Smoking is a lifetime choice. And for decades, just in the same way as the oil industry, including companies like Exxon, has spent many dollars creating confusion about the science (even though they have to be aware of the science). In the same way, tobacco companies for decades had denied the negative impacts on human health, especially on hearts and lungs, of cigarette smoking.
It’s not just the direct health costs, but also the indirect costs, indirect impacts on family members exposed to the smoking of an individual that refuses to abide by the rule of not smoking inside the home. By the way, we are talking about huge numbers here. So the number of people every year who die as a result of cancer caused by cigarette smoking has exceeded 7 million. That was the last official number and I’m told that next time it would be even higher around 8 million. So you’re talking about a significant cost to humanity as a result of cigarette smoking.
And this is largely driven by the constant marketing of lifestyle. And if you look at the way it’s being done nowadays, the latest cost is to the teenagers in Indonesia and India who are being marketed to with images of wealthy European and American teenagers smoking to show that actually it’s okay for young people to do so.
Can you comment on the eagerness to reopen the economy after Covid, especially in the U.S and what lessons we can learn from the disruption that Covid has caused?
You have to react fast. So everyone’s had a bit of blame and I think even the Chinese took their own time trying to recognize the scale of the problems. The U.S government and President Trump were aware of the problem and in fact they tried to pretend that it wasn’t there, not take early action.
So the first and most important thing is as soon as you are aware of the next virus take immediate action, because the more you act immediately, the less likely the virus is to spread. If you fail to tackle the problem at an early stage, then there will be an impact. And then the only thing to do is what they are doing now which is just to actually have shutdowns and yes that entails economic costs. But if you think of ‘cost’ purely in terms of impact on GDP – that’s a total mistake. The economic cost of a virus is not only what happens to the GDP; it’s also what happens to human beings.
Since we’ve had social distancing, we’ve had some positive behaviors re-emerging in society. Could you talk more about the positive behaviors that have come out from this crisis?
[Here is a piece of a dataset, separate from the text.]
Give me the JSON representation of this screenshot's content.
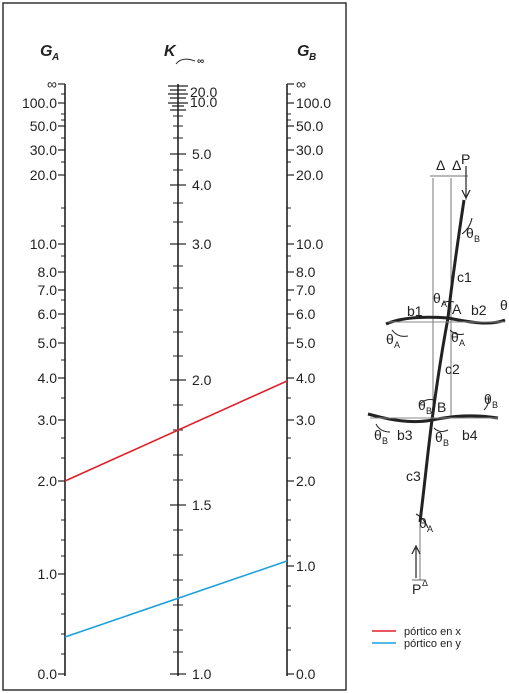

Sometimes people take for granted their ability to go and catch up with people when they feel like it, but now, I think loneliness is finally impacting upon people. I think that’s becoming one of the key learnings; that relationships really matter. One of the positive side effects has been that families who live together are re-introducing customs like eating together and reading or walking together.
Another learning that’s coming out is that we just can’t continue behaving as if we are a separate thing from nature. We’ve just got to understand the extent to which we are all part of the same biology. We are all part of the biosphere, we are all biologically connected to each other and we need to recognize and respect that connection and recognize that you need to give space for the rest of life and creatures – not destroying habitation – and we haven’t been doing that.
I think we need to recognize that there is an ethical and a moral dimension to this as well as a health dimension and we need to really, really re-examine some of these habits. Culture is what people make it. Culture is about people. It’s about people in their habits and their behavior. People’s habits can change. I mean there was a time when Fox hunting was perfectly okay in the UK, there was a time in Europe when it was okay to burn women as witches. Surely you could argue that culture was wrong. In the same way, we can change the cultural attitude we have towards other forms of life, and I hope that will be the key learning that we take away from this crisis.